I've said recently in one of my blogs that March 14 is an important date for old guys like me that can remember when it signified the total end of the coarse fishing season.

Today, of course, we can carry on fishing in stillwaters but March 14 still divides the old and the new for me. It's the time when the 2011/2012 fishing season comes to an end. So, for me, we're now embarking on 2012/2013. It's nice to have a full stop. In life, the odd pause, the occasional hiatus is essential. You can gather your breath and your wits and put everything into a type of perspective.

For me, without any shadow of a doubt, the stand out of this season just gone must be the rocketing success of Wensum chub. Talking to experts like Neill Stephen who are really in the know, there is a feeling that the Wensum could be THE chub river of the next decade.

I hope so. For me, like so many others, chub are a magnificent fish. They're big, they're cunning, they're beautiful and they fight with a feisty pluck that can amaze. They're obliging. You can catch them in winter and summer, on a score or more of different baits using endless different methods. If you want to catch a chub, I guess there are over a hundred permutations on how to do it. He who is bored of chub is simply bored of his angling life.

The last days of February and the first 14 of March saw some real chubbing thrills on the Wensum. I caught or witnessed or photographed probably ten or so chub over the weight of six pounds and a six pound chub is a really serious fish even by national standards. One of my mates actually caught and put back a chub which I think was nearer eight pounds than seven. And that's massive. There were plenty of back-up chub of fours and fives but the best thing of all was that these all looked young, fit, fast-growing fish that, given a chance, could set the next few years on fire.

I wasn't alone with my mates along the river. Here and there, were shadowy anglers all over the place, buried on their favourite bends, huddled in their favourite overgrown swims.

I heard that my great old mate, Chris Turnbull, was out. How fantastic that he's back on the river that he's loved for so long. Phil Humm came up from Essex. Rob Olsen came over from Gloucestershire. I bumped into Bob Chambers fishing one of the Lyng mill pools. Yep, there was a real buzz about. The mild weather and the coloured river both were on our side. And the chub played ball.

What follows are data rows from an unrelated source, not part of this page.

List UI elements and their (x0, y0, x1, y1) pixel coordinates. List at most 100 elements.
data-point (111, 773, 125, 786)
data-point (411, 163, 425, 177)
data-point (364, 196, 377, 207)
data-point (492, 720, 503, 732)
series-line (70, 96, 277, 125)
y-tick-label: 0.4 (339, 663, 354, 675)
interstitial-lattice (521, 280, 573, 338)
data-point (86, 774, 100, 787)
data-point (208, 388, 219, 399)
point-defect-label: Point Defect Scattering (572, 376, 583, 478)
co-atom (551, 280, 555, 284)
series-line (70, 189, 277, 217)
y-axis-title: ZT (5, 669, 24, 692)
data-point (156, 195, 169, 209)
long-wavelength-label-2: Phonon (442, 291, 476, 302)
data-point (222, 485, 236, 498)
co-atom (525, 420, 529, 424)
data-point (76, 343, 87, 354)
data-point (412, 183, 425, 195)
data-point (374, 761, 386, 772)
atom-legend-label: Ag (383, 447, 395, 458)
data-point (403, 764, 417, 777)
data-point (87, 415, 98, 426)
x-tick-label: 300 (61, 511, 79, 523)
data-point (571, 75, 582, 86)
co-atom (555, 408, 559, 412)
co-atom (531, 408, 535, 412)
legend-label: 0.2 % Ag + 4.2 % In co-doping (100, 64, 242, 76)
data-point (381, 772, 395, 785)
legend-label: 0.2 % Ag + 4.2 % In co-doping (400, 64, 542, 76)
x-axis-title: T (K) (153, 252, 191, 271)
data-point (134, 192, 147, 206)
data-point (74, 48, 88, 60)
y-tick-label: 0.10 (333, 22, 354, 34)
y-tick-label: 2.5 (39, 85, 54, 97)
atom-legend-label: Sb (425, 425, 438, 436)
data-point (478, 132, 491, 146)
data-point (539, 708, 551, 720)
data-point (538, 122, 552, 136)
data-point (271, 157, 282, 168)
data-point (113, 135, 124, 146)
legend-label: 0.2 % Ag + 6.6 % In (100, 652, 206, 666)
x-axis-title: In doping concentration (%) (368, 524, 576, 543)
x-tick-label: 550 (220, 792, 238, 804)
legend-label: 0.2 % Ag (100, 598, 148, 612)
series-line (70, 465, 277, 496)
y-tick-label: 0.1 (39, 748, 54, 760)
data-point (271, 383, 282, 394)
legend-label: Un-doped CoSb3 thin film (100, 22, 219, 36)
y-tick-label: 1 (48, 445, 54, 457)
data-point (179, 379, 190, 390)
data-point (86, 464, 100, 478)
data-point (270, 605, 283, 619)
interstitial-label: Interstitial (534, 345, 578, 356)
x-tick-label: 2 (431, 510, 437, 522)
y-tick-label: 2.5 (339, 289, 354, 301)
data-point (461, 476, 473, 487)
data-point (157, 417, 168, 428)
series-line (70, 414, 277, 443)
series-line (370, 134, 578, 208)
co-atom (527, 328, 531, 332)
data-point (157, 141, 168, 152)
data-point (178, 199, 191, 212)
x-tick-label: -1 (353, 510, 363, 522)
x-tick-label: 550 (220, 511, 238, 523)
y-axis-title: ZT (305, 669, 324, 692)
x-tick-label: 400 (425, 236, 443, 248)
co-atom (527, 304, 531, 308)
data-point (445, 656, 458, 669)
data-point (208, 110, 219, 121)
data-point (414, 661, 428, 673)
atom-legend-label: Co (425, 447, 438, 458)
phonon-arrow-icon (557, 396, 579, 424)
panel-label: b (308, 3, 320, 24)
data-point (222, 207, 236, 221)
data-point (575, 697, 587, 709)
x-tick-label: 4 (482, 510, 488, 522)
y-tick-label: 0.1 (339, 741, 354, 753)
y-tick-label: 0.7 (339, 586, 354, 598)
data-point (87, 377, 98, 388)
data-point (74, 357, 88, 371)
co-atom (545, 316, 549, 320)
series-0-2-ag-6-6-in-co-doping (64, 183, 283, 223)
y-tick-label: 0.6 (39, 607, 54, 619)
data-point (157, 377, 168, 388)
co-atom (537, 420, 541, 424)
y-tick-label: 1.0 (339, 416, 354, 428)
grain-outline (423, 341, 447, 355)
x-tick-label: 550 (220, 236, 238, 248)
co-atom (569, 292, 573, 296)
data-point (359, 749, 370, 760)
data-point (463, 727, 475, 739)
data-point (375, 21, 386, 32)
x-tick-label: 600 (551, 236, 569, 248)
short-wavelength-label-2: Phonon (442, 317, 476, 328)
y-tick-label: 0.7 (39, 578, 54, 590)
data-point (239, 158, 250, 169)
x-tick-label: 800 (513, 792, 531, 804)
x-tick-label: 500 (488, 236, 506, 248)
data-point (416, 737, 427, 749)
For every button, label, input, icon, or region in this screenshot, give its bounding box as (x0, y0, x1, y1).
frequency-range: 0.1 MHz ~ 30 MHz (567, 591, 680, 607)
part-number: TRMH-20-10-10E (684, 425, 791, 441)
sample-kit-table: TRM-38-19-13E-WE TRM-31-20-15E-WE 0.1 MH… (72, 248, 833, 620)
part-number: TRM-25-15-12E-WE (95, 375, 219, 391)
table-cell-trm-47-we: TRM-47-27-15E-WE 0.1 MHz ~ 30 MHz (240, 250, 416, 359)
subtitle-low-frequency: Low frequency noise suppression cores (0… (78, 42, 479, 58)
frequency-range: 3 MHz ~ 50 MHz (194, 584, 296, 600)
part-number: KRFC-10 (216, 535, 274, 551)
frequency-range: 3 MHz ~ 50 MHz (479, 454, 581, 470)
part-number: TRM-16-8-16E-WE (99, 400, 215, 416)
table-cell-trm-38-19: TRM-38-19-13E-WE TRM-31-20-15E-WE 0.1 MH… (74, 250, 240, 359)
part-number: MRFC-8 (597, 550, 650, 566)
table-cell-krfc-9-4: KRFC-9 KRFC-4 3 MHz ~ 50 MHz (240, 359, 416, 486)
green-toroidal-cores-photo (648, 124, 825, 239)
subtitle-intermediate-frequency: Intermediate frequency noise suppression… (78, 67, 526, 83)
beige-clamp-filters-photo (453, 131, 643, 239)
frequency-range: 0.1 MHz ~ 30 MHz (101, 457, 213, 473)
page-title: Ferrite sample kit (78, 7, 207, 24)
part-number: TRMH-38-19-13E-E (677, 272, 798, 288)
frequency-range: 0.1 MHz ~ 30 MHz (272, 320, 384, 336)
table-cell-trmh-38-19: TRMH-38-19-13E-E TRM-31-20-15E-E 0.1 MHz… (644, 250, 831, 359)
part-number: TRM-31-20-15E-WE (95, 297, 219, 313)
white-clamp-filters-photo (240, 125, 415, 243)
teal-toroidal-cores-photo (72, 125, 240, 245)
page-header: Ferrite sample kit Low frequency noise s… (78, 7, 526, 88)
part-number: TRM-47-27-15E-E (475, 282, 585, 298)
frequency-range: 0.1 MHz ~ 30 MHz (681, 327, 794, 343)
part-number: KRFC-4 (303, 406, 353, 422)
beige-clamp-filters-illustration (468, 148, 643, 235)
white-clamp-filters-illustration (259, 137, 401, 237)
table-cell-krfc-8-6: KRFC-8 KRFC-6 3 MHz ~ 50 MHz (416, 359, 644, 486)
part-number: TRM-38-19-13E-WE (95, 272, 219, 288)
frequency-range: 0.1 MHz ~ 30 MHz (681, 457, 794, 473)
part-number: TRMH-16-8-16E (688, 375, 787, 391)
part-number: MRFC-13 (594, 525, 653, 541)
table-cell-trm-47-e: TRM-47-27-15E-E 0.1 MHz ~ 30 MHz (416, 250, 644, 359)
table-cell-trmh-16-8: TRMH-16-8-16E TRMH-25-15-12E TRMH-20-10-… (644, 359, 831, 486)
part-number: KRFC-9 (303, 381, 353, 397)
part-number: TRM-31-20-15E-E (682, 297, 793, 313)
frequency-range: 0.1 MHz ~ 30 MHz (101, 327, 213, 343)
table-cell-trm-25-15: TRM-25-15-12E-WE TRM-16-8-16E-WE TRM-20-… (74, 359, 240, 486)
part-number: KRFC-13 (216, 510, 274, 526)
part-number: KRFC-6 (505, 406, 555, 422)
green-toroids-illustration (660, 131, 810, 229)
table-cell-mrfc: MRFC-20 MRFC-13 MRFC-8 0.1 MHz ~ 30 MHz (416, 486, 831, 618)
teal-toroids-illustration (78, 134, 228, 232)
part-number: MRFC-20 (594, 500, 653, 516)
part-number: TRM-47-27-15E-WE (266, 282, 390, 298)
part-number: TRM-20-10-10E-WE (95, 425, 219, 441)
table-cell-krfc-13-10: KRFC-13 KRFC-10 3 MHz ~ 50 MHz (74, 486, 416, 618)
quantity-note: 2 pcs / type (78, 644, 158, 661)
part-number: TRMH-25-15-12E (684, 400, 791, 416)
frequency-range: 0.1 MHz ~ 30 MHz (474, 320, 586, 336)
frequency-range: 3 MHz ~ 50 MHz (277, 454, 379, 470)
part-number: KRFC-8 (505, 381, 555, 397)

So, if I'm right, and if our chubbing has never been so good, why is this? After all, at first sight, we might expect the very reverse. After all, whatever some may think, the indisputable fact is that otters have eaten significant numbers of chub along the river.

However, my own belief – and remember I'm on the river most days – is that the number of otters is slowly beginning to decrease and to find a proper balance. This is in no way a scientific assessment, more a hunch built upon hours of observation.

It could be, too, that chub are learning to live with otters. If you're not an angler, never doubt that fish learn and some fish, like chub, learn faster than others. Those chub who have seen their shoal comrades pursued, killed and eaten will undoubtedly, at some level, learn from the experience. Chub that otters found easy a few years ago might just present a more difficult challenge now. Interestingly, too, none of the chub that I caught or saw, showed signs of recent otter damage. That's something we couldn't say just two or three years ago.

So, although the numbers of chub are down, competition for food is less and the potential to grow big is, therefore, greater. None of us applaud the spread of the signal crayfish up and down the Wensum but it just might be a contributory factor. It's well-known that chub, with their great leathery mouths, love eating these ghastly crustaceans on other rivers, so why not here? And remember what I said some months ago about the excellent Terry Lawton and his River Fly Survey activities? Well, there's no doubt that over much of its length, the River Wensum absolutely heaves with the sort of natural food items that chub feast upon. So whilst the river does have its undoubted problems – like abstraction – perhaps nature, as ever, is phoenix-like in her ability to rise from the ashes. It's dangerous to stick your neck out like this when it comes to anything in the wild. It could well be that the whole chub edifice I've described could come crashing down around my foolish and impetuous head. I pray not. My hope is that come June 16 when the river season reopens, we will continue to have mile upon mile of fabulous chub water to explore and enjoy. I know that I'll be after them again. I still have to satisfy my dream of a Wensum 'seven' and I'd love to get a 'six' off the top on either a little popping plug or a big, bushy dry fly, say a mayfly pattern. It's one thing to catch a big chub in mid-water or off the bottom but to see it come to the surface, to watch its great white lips open like a vast tunnel...well, that's another thing entirely. We're lucky boys, we Wensum chubbers. Let's all keep our fingers crossed for a super chubby future.